No. It isn't too late. And the reasons people assume it is tend to be the same reasons a later start can actually work in your favor.
I bought my first short-term rental at 52. I loved it so much I bought three more in under two years, across four states. That portfolio now fuels my retirement. I'm telling you that up front because most advice about "starting late" comes from people who started young, and they're guessing. This isn't a guess.
Why a later start can be an advantage
By your 40s or 50s, you usually have things a 20-something doesn't: stronger credit, more capital to work with, and decades of professional judgment about how to evaluate a decision, manage a budget, and spot a bad deal. Those aren't small things in real estate. They're most of the game.
You also tend to know yourself better.

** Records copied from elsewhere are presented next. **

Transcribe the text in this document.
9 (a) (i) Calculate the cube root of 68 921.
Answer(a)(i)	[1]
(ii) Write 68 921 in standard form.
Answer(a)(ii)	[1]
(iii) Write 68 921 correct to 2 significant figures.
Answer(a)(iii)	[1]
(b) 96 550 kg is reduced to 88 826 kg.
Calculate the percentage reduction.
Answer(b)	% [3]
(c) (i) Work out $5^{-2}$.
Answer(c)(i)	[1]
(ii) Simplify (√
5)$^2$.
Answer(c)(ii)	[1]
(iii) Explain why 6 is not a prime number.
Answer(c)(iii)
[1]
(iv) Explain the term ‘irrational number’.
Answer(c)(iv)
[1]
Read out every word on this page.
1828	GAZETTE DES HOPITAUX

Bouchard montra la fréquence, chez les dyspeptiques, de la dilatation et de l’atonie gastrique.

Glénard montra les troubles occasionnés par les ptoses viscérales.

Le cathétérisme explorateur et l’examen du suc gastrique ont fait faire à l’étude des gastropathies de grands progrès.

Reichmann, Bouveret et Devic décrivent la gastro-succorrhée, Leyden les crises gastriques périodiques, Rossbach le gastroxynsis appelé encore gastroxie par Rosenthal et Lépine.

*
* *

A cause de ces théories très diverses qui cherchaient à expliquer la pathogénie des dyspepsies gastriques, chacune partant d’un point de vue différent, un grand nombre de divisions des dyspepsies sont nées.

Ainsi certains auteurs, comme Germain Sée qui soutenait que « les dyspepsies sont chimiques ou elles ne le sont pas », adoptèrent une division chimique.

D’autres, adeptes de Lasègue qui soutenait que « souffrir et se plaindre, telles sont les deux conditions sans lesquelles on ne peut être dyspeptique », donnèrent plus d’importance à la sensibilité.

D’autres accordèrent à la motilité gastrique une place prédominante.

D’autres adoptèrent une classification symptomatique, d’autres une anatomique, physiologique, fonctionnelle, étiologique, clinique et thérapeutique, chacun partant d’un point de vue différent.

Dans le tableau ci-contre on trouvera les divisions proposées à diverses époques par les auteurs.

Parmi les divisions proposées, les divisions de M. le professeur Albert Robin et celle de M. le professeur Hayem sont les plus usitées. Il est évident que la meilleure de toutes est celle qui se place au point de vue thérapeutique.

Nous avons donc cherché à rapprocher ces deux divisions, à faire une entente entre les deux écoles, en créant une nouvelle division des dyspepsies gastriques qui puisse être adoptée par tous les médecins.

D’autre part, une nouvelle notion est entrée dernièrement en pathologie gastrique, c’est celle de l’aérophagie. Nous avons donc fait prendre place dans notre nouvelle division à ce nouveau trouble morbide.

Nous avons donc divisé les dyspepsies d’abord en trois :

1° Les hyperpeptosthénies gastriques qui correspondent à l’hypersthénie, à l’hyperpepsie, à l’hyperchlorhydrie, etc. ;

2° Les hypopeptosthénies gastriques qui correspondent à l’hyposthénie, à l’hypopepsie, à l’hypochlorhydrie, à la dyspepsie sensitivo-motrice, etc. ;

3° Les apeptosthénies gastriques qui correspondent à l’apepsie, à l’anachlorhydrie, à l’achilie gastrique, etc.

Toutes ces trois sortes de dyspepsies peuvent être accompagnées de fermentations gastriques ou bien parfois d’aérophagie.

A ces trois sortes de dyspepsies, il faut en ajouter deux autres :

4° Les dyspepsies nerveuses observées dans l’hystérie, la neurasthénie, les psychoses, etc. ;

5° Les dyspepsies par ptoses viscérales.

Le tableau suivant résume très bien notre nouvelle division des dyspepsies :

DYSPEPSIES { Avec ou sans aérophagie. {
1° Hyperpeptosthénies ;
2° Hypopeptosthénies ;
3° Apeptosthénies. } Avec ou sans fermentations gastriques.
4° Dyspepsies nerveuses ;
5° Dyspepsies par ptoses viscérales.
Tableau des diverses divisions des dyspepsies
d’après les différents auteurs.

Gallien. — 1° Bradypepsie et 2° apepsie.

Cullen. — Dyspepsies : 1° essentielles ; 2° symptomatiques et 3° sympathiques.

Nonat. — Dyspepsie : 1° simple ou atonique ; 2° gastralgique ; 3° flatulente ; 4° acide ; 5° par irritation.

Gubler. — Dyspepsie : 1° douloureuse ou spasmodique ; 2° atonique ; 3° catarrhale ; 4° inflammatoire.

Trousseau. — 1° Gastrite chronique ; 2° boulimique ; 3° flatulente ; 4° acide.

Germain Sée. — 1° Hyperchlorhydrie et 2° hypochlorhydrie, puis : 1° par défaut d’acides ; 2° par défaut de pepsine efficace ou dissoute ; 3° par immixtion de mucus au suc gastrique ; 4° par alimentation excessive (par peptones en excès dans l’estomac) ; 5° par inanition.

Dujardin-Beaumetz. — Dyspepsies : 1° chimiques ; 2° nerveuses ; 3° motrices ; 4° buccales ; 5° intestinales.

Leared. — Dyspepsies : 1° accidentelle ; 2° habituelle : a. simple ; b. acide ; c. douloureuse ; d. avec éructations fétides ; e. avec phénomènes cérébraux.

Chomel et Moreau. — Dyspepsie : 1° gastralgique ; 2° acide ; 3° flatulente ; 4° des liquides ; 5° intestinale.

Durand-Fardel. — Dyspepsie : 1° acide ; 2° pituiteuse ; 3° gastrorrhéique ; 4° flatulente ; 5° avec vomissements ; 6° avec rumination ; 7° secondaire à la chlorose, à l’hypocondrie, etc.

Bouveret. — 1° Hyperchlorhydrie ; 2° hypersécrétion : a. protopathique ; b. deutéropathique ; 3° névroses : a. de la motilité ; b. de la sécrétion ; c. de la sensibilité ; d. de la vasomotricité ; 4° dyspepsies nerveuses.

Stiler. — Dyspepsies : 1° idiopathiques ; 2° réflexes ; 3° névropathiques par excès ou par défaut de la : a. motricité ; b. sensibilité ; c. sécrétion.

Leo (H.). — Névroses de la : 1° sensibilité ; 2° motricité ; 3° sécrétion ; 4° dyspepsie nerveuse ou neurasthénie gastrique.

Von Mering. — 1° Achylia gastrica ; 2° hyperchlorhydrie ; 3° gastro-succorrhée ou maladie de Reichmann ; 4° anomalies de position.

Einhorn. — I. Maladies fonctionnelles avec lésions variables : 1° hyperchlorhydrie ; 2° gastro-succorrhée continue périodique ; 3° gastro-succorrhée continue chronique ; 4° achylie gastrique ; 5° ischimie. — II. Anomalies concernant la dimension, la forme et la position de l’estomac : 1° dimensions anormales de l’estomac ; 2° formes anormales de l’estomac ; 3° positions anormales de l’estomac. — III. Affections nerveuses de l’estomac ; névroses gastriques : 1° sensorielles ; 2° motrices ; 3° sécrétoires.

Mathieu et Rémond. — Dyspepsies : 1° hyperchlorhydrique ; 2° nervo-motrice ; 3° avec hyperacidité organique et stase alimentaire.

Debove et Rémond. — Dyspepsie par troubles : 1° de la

You have a clearer sense of what kind of property you'd actually enjoy owning, what markets you'd want to spend time in, and how much work you're realistically willing to take on. That clarity prevents expensive mistakes.
The real question isn't your age
The question that matters is whether the numbers work and whether you understand what you're buying. A short-term rental is a business, not a lottery ticket. When you treat it like one, run the figures honestly, choose the market carefully, and operate it well, your age at the starting line matters far less than your discipline.
You can also bring your existing skills with you. Whatever you've done for a career, the habits that made you good at it tend to transfer. I came from engineering and construction, and almost everything that made me effective there made me a better property owner.
So if the worry holding you back is a number on a birthday card, set it down. The better use of your energy is learning how to do this properly.